We retain the Candidate and Client records needed to (i) administer the placement, (ii) verify ongoing employment/engagement status, (iii) perform invoicing/collections, and (iv) deliver support (check‑ins, replacements if applicable) for the duration of the engagement (i.e., while the Hire remains with the Client).

(b) After the engagement ends (offboarding/stop‑billing).
We retain a minimal file for:
• Accounting/tax: invoices, receipts, and underlying records for 7 years from the end of the fiscal year they relate to (or longer if required by law).
• Legal/claims/defense: contracts, key correspondence, and transaction logs for up to 7 years after engagement end (or the longer applicable statutory period).
• Operational audit: workflow/system logs for 12–24 months unless a longer retention is needed for investigations or error remediation.

(c) Candidate pool (no active placement).
With the Candidate’s consent, we may keep a profile up to 24 months from last activity to consider for future roles (or until consent is withdrawn). Without consent, we keep only a short administrative record (e.g., name, contact, evaluation outcome) for 12 months to avoid duplicate processing and then delete/anonymize.

(d) Website/analytics.
Cookie/analytics data are typically retained 12–24 months.

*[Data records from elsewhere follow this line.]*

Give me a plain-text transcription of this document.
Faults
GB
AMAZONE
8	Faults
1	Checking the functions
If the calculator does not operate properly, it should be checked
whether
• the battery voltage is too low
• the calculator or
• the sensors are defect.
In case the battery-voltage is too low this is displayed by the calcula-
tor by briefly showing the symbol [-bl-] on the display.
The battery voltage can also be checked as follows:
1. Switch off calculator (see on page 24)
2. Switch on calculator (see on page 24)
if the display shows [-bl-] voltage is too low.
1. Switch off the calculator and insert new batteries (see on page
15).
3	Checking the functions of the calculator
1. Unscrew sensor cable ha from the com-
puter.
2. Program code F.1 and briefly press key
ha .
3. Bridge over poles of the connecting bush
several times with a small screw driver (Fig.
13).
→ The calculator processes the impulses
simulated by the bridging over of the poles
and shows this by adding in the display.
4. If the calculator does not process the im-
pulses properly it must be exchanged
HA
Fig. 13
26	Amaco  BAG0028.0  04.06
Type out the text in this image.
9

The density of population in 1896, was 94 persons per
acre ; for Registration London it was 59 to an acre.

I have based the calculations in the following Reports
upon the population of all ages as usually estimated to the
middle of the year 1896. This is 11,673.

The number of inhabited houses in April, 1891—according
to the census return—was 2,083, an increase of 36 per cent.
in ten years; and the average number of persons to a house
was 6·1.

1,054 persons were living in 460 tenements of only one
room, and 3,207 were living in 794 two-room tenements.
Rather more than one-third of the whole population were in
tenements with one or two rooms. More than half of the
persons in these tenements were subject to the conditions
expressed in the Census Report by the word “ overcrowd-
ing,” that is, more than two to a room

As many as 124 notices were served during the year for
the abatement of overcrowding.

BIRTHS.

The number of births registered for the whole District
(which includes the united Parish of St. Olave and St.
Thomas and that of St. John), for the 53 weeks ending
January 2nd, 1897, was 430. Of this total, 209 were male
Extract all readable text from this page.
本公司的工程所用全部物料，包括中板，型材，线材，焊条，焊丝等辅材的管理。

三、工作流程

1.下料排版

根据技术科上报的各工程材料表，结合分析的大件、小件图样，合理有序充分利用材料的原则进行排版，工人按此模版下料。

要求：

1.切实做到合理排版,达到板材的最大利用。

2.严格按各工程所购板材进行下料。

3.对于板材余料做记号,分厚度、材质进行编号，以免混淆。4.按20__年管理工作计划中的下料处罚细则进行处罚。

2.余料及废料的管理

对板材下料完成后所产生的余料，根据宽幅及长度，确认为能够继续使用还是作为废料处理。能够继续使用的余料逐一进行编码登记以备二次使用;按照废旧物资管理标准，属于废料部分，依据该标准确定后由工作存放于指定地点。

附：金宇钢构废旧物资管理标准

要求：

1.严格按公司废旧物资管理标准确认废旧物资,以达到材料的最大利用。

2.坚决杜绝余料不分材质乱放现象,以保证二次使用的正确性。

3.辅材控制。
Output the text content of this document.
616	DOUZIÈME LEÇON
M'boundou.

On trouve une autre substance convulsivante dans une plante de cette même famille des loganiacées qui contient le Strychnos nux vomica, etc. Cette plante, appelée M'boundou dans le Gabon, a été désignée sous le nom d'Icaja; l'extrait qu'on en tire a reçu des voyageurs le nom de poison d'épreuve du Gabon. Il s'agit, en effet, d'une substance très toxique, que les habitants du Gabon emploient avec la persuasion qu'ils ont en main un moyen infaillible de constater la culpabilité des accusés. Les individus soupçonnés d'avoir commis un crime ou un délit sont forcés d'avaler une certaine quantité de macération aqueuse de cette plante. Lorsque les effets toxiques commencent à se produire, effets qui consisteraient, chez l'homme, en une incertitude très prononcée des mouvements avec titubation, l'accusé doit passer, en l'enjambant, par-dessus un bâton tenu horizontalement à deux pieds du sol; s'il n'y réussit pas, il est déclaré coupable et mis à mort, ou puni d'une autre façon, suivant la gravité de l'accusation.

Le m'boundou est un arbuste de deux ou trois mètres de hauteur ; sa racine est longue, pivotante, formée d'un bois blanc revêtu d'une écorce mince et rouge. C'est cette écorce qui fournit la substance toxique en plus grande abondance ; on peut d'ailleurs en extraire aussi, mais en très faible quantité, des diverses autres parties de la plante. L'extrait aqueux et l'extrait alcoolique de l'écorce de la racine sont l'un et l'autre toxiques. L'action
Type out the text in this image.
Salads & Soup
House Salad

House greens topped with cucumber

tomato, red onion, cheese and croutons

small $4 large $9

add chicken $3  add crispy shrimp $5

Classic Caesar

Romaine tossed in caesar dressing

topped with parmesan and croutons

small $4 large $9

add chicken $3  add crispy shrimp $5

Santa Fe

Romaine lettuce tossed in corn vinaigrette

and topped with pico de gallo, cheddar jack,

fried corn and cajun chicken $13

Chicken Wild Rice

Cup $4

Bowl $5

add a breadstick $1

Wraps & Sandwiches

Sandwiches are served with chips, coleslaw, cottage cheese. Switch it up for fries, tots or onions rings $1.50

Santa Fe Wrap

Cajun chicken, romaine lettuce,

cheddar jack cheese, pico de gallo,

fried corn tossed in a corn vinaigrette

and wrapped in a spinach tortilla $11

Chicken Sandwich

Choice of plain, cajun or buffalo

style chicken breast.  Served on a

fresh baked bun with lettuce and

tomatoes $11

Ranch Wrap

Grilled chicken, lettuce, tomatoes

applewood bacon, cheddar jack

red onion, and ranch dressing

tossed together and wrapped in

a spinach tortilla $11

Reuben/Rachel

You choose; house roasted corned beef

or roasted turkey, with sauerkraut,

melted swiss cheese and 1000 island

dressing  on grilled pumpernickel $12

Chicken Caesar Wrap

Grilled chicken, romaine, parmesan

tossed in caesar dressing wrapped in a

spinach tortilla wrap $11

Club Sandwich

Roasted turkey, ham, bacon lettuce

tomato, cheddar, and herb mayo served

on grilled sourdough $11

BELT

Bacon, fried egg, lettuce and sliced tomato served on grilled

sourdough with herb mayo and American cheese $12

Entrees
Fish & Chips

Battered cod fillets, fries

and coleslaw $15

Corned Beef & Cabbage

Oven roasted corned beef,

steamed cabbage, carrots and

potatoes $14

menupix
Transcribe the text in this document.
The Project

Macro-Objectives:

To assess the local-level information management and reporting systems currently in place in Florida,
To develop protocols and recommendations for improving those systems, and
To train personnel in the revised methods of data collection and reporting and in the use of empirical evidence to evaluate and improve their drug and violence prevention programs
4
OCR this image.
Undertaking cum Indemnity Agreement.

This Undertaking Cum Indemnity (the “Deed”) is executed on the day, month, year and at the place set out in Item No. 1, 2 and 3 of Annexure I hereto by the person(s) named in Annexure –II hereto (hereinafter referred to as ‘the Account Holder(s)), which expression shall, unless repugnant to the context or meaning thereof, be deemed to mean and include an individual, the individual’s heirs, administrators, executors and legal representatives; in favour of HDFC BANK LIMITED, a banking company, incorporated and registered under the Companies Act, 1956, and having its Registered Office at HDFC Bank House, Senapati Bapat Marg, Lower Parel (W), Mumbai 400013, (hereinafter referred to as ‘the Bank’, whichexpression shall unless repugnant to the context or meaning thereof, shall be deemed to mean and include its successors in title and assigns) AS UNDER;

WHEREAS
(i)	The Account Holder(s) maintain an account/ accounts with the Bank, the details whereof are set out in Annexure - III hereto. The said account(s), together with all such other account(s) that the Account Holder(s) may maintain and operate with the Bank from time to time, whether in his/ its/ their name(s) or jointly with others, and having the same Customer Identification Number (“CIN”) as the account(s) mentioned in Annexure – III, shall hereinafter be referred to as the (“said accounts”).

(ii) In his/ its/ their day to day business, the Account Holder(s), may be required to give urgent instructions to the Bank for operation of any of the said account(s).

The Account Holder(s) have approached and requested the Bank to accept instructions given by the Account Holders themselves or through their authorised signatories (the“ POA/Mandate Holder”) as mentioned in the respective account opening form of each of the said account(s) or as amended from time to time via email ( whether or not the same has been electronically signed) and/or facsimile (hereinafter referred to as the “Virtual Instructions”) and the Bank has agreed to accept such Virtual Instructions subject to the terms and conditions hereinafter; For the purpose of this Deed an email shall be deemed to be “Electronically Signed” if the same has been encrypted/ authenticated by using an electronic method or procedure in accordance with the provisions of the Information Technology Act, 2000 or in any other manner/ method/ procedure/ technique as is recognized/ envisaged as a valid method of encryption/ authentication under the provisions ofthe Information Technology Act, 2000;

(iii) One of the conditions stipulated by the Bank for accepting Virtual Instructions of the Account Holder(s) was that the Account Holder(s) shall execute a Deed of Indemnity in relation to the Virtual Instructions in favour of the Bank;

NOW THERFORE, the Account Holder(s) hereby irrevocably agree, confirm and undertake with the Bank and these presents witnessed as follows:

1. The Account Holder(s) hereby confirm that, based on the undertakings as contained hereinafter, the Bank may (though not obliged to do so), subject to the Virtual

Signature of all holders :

(e) Conflicts with deletion requests.
If a deletion request is received during an active placement with ongoing billing, we may retain the minimum necessary data to (i) perform our contract, (ii) comply with accounting/tax laws, and (iii) exercise or defend legal claims. Non‑essential data will be deleted or anonymized.

We apply data minimization, periodic retention reviews, and secure deletion/anonymization once retention periods lapse.

Subject to law, you may access, correct, erase, object, restrict, withdraw consent, and port your data. Submit requests to dpo@[domain].com with proof of identity. We respond within 30 days or as allowed by law.

We maintain organizational, physical, and technical measures: role‑based access, encryption in transit, least‑privilege controls, audit logging, incident response, vendor due diligence, and staff confidentiality undertakings.

We use cookies for essential site functions and analytics. You can control cookies via your browser. See Cookie Notice below.

Cookie Notice (Summary)

• Essential cookies (required for the site)
• Analytics cookies (e.g., Google Analytics or equivalent)
• Preference/functional cookies (remember settings)
  You may opt out of analytics cookies on our banner or browser settings. Blocking essential cookies may break site features.

Sample Banner Text: “We use cookies to improve your experience. By continuing, you agree to our Privacy Notice and Cookie Notice. Manage preferences.”

Our services target adult job seekers and business clients. We do not knowingly collect data from persons under 18. If you believe a minor provided data, contact us to remove it.

For questions or requests: dpo@[domain].com. You may lodge a complaint with the National Privacy Commission (NPC). We encourage contacting us first to resolve concerns.

We may update this Notice to reflect operational, legal, or regulatory changes. We will post updates with a new “Effective” date.